Systems to Reduce NOx (Nitrogen Dioxide and Nitrogen Oxide)
Exhaust Gas Recirculation (EGR): This is a technique used for reducing Nox, which is utilized in most diesel and gasoline engines. A part of the exhaust of an engine is recirculated back into its cylinders. When the incoming air is intermixed with the recirculated exhaust gas, it results in diluting the mixture with inert gas, reducing the adiabatic flame temperature, and also lowering the excessive oxygen in diesel engines. The peak combustion temperature is also lowered, as the specific heat capacity of the mix is increased by the exhaust gas. Since high temperatures cause Nox to form much faster, EGR helps in limiting it from being generated. Nox is produced when a mixture of oxygen and nitrogen is subjected to high temperatures.
Catalytic Converter: This device is used to diminish the toxicity of emissions, which are produced by internal combustion engines. First introduced in 1975 in the US, in order to comply with the tightening regulations by the Environmental Protection Agency, catalytic converters are still used most commonly in the exhaust systems of motor vehicles. They are also used in trains, mining equipment, forklifts, generator sets, and other machines equipped with engines.
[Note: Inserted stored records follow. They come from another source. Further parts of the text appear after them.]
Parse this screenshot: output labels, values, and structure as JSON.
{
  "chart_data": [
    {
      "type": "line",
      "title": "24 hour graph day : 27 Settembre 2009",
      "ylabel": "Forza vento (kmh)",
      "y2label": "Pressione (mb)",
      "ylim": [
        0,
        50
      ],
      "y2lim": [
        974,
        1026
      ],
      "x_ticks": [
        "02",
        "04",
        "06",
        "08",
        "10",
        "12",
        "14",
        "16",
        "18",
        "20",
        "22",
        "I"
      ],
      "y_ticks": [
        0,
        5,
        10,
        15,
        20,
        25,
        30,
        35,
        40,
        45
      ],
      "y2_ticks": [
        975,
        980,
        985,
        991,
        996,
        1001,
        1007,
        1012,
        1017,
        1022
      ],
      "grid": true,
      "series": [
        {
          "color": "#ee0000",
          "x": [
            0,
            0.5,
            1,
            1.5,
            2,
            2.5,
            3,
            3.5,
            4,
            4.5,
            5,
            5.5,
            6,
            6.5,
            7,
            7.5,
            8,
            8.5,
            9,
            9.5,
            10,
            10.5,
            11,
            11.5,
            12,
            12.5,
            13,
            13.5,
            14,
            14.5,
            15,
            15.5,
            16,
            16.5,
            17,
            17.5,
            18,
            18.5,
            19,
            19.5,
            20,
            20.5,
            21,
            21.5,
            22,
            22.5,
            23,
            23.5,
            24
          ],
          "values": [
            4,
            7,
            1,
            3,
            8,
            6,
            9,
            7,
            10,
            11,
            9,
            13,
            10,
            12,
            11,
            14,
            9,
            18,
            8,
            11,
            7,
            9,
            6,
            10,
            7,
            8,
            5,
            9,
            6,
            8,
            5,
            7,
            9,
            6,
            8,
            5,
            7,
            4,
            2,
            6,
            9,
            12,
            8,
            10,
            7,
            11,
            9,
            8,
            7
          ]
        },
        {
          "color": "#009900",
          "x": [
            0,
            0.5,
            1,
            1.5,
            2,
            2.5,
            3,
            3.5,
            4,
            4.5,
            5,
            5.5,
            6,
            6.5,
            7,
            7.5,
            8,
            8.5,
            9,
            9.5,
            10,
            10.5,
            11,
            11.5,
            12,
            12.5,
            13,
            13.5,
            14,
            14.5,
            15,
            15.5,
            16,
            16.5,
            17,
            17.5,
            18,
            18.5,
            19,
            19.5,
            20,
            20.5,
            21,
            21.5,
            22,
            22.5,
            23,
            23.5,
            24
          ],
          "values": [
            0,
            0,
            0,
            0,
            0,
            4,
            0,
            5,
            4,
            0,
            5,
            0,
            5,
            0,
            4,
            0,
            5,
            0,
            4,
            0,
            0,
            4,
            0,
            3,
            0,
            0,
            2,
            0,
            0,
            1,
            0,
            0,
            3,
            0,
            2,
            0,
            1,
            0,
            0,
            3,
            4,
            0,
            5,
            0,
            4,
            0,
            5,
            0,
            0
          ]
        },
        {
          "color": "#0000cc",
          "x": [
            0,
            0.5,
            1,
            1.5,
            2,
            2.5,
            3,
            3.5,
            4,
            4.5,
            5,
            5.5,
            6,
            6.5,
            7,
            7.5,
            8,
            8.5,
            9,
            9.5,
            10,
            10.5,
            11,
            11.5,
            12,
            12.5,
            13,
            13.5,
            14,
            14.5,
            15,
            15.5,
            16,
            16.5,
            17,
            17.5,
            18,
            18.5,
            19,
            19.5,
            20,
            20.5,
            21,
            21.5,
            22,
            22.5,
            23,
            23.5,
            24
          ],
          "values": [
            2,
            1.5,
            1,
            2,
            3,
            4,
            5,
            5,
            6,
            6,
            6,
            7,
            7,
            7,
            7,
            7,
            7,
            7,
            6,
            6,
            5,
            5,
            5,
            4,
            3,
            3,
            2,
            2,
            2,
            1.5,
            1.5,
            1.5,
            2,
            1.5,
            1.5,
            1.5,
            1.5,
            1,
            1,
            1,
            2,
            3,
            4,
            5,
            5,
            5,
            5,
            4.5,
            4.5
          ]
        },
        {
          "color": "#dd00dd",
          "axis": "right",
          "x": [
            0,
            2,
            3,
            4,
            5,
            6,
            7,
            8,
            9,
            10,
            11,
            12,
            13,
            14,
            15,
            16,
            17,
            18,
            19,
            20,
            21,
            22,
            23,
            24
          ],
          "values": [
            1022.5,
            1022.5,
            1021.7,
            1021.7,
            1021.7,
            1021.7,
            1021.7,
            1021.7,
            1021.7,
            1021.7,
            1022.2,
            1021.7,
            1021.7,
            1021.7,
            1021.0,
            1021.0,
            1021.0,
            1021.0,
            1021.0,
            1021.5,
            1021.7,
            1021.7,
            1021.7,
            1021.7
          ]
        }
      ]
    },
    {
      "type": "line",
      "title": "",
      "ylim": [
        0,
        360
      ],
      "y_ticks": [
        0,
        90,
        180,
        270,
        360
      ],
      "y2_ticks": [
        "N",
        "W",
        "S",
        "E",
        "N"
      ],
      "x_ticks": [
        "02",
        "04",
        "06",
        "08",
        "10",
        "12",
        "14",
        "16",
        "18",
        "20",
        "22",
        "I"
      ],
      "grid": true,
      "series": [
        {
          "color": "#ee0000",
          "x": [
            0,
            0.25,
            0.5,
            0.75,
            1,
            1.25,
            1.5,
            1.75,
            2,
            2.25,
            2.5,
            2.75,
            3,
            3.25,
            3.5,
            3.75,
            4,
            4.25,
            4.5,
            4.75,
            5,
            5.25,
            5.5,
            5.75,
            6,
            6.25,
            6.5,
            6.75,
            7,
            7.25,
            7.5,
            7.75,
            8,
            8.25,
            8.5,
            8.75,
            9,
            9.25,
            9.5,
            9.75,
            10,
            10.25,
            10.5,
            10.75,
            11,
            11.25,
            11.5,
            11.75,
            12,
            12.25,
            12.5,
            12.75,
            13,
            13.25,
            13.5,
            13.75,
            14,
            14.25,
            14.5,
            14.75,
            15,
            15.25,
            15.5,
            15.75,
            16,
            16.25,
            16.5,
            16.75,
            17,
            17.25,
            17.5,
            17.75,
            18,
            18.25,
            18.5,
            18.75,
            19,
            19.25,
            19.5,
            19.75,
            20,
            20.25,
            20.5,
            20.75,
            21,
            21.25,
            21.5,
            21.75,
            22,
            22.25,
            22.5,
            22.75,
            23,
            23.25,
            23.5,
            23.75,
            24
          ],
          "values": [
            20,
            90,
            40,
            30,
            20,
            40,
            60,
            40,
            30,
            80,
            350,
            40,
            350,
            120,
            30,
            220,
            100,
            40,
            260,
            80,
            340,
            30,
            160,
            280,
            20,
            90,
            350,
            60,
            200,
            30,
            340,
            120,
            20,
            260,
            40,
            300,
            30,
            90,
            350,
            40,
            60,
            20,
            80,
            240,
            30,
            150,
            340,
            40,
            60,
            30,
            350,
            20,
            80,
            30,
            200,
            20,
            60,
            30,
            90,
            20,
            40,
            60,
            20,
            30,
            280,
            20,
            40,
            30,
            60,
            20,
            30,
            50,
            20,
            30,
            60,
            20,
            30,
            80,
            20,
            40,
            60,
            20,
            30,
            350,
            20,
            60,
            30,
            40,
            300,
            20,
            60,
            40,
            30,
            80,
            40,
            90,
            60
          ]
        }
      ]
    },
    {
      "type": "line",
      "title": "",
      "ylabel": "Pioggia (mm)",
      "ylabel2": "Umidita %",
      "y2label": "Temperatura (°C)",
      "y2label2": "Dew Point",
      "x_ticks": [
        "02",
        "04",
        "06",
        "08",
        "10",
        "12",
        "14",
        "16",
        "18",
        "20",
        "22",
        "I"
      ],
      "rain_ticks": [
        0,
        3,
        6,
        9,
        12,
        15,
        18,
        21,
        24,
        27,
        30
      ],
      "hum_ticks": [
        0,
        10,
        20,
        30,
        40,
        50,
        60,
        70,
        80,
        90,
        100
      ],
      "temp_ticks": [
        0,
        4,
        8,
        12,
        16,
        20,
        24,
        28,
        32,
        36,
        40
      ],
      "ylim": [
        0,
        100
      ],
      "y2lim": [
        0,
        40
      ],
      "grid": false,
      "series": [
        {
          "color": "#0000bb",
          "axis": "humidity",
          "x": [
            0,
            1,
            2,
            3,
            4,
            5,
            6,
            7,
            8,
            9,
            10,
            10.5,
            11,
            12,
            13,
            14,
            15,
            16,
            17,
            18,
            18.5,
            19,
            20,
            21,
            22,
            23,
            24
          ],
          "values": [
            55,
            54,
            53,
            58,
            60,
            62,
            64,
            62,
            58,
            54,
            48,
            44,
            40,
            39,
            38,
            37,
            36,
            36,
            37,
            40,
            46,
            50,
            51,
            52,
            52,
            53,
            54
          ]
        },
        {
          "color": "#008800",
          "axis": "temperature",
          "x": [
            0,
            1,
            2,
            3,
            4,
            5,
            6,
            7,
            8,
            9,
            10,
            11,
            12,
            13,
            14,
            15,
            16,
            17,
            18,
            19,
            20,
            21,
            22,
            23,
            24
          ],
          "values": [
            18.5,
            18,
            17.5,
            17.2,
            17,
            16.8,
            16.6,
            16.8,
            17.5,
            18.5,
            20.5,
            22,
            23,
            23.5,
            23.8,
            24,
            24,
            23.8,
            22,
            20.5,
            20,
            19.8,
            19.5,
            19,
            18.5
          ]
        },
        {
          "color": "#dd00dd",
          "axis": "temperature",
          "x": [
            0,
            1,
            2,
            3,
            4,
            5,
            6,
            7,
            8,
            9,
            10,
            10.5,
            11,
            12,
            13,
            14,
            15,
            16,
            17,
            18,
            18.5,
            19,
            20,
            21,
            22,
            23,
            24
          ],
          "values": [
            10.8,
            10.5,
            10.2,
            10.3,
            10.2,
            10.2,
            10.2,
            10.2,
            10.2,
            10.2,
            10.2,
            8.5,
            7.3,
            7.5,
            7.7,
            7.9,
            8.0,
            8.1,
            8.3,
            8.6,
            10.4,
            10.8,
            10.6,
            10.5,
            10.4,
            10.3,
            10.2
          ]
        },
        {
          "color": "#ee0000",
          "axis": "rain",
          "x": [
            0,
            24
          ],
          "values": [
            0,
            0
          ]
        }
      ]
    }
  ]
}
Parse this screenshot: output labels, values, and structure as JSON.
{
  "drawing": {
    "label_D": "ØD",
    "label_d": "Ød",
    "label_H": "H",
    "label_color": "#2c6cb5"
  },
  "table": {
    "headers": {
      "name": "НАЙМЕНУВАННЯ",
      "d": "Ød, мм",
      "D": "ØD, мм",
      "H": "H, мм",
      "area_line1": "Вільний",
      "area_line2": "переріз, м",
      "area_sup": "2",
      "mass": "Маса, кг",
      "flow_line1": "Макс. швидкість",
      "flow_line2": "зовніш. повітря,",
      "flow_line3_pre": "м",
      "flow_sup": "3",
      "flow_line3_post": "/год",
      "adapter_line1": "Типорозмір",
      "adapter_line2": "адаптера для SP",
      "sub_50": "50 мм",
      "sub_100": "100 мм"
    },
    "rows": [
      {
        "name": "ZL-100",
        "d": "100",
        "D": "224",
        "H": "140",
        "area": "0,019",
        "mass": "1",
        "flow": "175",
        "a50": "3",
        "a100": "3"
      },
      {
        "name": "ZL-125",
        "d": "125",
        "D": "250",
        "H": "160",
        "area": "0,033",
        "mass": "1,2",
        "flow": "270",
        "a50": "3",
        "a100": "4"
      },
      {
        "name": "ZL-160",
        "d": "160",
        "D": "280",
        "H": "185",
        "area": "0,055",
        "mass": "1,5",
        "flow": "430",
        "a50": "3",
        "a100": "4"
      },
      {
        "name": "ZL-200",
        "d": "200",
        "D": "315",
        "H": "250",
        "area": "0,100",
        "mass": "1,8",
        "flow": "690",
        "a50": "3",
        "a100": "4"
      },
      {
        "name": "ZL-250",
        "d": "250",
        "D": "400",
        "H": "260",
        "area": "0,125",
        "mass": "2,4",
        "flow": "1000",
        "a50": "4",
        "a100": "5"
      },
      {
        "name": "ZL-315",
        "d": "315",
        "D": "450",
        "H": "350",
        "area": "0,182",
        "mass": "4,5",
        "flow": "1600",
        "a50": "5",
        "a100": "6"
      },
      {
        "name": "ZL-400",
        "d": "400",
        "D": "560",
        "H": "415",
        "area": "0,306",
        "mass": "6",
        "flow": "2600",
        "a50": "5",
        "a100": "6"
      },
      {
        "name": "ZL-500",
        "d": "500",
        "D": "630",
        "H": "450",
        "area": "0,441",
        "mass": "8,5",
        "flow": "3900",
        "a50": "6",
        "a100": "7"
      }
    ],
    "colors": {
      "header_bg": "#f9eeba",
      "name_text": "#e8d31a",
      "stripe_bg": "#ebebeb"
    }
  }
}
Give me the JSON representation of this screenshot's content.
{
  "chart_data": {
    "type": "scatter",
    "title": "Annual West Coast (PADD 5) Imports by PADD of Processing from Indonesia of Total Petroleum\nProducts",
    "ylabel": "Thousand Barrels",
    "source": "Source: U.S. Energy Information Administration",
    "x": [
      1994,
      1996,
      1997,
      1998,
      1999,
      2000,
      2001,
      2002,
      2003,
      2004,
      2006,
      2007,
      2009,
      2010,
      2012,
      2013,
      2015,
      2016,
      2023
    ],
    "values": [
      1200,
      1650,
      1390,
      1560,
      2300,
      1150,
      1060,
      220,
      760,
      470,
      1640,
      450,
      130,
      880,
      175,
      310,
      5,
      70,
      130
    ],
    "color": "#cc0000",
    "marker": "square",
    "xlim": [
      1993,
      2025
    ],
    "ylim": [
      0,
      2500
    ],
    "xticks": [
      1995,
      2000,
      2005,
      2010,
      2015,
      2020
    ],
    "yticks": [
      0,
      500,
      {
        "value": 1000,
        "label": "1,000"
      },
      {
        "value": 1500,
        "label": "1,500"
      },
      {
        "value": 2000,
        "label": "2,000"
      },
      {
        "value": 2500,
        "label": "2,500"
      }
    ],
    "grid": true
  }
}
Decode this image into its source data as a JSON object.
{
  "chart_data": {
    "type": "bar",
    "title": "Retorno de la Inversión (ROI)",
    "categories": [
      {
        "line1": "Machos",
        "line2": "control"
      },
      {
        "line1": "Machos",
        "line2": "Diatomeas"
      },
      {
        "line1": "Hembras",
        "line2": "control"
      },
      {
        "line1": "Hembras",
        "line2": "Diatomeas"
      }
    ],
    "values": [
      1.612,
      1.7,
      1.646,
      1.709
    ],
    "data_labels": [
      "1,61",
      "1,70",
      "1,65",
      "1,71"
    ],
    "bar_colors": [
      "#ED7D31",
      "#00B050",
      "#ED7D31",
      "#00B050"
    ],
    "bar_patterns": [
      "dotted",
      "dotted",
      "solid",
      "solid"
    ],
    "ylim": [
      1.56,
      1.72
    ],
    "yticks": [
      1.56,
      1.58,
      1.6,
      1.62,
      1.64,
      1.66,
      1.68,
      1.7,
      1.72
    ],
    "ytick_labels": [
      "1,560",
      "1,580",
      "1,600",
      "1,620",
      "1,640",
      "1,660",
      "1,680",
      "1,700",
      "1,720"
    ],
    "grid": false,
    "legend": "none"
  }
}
Systems to Decrease Volatile Organic Compounds (VOC):
Gas Flare: Also called a flare stack, this is a chimney that is erected on oil rigs or oil wells, as well as on landfills, chemical plants, and refineries. When flammable gas or unusable waste gas plus liquids are discharged by pressure relief valves, this device is used to burn them off. This technology is also used in landfills to burn and/or vent the waste gas, which is produced by the decomposing materials.
Biofilters: This is a technique for pollution control, which uses living matter to trap and biologically degrade pollutants. The air pollutants are subjected to micro biotic oxidation. In other words, when it is applied for the filtration and purification of air, microorganisms like fungi and bacteria that are embedded in a biofilm, are used to degrade the pollutant.